Kelihatannya anak-anak tidak konsentrasi secara maksimal jika memakai warna lain.

Seragam sekolah Jepang bisa sangat ekstrim tuntutannya. Bukan hanya mereka dituntut untuk berseragam, beberapa sekolah bahkan menentukan bentuk tas yang boleh dibawa ke sekolah dan merk sepatu apa yang pantas untuk pelajaran olahraga. Lebih ekstrim dari itu, kini beberapa sekolah di Tokyo memutuskan warna celana dalam siswa-siswi mereka.

Atsuko Kaizu, seorang anggota departemen pemerintahan lokal, mengungkapkan bahwa ia tidak setuju dengan peraturan salah satu sekolah menengah pertama di Tokyo. Di buku panduan murid, tertera tulisan demikian:

Miemperhatikan kebersihan, murid harus selalu memakai celana dalam berwarna putih. Jangan mengenakan warna lain dan atau yang bermotif.”

Kata-kata “kebersihan” patut dicurigai, karena kecuali celana dalam berwarna lain dan bermotif itu terkena noda, tidak ada alasan dan pengaruhnya dengan kesehatan si pemakai.

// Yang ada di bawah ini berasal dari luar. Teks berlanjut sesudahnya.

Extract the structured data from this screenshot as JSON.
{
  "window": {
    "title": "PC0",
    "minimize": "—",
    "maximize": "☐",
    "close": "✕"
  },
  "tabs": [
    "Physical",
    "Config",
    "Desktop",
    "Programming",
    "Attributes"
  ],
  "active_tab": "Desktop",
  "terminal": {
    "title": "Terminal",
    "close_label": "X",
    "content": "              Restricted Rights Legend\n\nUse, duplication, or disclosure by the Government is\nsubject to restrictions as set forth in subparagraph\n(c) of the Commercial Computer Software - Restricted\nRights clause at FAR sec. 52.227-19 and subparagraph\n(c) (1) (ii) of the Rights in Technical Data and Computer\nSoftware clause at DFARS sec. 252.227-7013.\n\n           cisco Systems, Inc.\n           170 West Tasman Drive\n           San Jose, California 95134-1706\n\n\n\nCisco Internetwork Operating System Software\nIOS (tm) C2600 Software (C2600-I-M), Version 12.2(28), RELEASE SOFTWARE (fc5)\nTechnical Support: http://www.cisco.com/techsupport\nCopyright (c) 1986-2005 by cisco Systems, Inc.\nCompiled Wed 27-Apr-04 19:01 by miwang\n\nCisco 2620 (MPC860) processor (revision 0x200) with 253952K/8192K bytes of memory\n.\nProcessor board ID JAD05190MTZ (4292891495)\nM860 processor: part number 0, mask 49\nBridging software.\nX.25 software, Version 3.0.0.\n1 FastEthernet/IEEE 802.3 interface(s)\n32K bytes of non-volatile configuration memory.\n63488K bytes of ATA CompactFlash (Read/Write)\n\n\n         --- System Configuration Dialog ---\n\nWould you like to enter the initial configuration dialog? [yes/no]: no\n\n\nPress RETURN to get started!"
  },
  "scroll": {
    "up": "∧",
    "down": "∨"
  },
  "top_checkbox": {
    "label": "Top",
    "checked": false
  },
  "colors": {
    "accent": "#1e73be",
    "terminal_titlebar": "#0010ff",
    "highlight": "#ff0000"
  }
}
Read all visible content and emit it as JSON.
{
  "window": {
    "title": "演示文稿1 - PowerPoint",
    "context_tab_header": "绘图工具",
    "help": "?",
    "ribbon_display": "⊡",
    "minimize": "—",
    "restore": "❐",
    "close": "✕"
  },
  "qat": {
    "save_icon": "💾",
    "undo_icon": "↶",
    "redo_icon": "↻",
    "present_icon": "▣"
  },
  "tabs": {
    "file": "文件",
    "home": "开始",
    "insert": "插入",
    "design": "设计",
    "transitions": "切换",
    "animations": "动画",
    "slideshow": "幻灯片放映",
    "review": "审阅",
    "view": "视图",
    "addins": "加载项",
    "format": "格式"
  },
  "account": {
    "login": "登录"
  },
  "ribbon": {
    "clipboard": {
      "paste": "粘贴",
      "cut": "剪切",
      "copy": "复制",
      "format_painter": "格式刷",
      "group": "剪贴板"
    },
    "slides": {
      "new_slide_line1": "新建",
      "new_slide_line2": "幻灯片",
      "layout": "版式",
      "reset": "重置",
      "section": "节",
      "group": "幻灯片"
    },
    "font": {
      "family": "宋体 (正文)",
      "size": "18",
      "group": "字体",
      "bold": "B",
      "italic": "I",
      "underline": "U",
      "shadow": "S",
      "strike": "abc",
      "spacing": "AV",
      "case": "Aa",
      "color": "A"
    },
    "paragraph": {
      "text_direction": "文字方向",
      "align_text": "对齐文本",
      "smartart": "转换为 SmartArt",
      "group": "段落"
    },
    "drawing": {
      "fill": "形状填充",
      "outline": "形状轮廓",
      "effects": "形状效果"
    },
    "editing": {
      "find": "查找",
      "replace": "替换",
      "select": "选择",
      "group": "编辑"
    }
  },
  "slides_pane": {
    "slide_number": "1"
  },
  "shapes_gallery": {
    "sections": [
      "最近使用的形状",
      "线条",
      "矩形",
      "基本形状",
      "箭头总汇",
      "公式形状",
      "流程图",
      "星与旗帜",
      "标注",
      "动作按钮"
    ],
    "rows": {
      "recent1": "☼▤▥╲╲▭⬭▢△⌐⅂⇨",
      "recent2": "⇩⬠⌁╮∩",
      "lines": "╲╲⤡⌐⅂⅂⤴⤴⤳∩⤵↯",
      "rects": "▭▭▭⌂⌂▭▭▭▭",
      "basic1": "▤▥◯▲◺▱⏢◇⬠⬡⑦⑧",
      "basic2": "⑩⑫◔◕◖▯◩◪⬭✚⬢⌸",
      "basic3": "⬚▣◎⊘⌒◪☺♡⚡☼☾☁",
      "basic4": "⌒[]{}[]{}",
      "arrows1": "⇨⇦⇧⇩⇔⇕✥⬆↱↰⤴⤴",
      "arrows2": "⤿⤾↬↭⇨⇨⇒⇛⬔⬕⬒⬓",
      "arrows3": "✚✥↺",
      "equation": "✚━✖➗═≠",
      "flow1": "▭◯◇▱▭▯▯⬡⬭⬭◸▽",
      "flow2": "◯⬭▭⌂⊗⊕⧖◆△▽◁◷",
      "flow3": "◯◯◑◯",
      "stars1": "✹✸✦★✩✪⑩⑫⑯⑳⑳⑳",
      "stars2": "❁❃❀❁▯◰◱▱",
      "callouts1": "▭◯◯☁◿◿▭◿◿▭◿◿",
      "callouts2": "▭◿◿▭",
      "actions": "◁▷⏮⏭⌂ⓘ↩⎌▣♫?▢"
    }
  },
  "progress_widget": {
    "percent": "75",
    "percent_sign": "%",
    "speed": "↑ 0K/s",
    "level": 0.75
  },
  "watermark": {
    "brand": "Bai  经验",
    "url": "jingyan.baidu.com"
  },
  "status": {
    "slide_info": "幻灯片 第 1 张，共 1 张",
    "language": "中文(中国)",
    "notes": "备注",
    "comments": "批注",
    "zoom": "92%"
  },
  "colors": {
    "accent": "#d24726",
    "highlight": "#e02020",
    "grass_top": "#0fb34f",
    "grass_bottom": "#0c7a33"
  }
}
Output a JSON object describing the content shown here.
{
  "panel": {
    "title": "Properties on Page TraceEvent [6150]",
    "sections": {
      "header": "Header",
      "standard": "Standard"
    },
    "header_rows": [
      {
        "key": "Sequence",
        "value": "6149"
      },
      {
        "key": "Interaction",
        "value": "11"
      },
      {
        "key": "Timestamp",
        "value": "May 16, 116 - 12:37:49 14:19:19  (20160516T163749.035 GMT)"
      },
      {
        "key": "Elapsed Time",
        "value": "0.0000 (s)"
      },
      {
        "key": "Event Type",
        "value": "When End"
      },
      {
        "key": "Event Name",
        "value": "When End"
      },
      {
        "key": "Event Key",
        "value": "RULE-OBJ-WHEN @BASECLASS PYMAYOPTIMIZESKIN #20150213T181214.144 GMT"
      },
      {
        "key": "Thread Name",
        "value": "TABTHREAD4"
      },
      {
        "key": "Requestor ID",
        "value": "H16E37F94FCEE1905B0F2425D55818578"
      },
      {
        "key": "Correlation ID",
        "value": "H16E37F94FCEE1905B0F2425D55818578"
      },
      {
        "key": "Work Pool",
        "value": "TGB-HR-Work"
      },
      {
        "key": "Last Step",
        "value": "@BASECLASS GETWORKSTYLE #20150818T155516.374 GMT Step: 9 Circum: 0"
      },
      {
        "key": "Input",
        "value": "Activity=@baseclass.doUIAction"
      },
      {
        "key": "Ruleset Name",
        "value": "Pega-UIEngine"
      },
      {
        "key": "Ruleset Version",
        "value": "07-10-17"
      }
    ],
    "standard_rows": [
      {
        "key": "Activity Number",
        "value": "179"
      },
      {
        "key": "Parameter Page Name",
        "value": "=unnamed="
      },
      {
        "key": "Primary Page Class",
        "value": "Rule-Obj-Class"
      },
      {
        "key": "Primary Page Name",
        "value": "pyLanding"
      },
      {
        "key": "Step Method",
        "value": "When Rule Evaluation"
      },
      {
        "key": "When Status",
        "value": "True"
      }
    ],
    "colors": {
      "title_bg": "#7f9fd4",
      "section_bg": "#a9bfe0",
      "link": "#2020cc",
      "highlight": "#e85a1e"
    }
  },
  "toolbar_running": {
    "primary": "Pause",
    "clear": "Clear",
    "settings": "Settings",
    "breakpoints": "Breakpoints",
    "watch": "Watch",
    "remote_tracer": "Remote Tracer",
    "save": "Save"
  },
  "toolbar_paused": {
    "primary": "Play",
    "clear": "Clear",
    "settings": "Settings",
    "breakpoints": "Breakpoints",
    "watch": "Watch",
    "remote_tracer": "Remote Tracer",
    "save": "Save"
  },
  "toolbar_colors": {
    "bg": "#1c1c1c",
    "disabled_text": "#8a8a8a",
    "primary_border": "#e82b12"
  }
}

Kaizu setuju jika alasannya adalah karena para siswi mengenakan pakaian putih selama musim panas, maka keharusan mengenakan celana dalam putih adalah untuk menghalau perhatian pada bagian tersebut. Lagipula menurut Kaizu hal itu tidak perlu ditulis di buku panduan siswa.

Walau tujuannya adalah menjaga aura kesucian siswa, regulasi ini mungkin justru berakibat buruk. Misalnya, orang-orang genit di kereta akan langsung membayangkan celana dalam putih setiap melihat siswi SMP.

Kaizu tidak melihat keuntungan secara akademis dari regulasi ini. “Keuntungan akademis apa yang bisa mereka dapatkan dari peraturan ini? Lagipula apakah guru akan memeriksa kalau celana dalam para murid warna putih atau yang lain?” protesnya.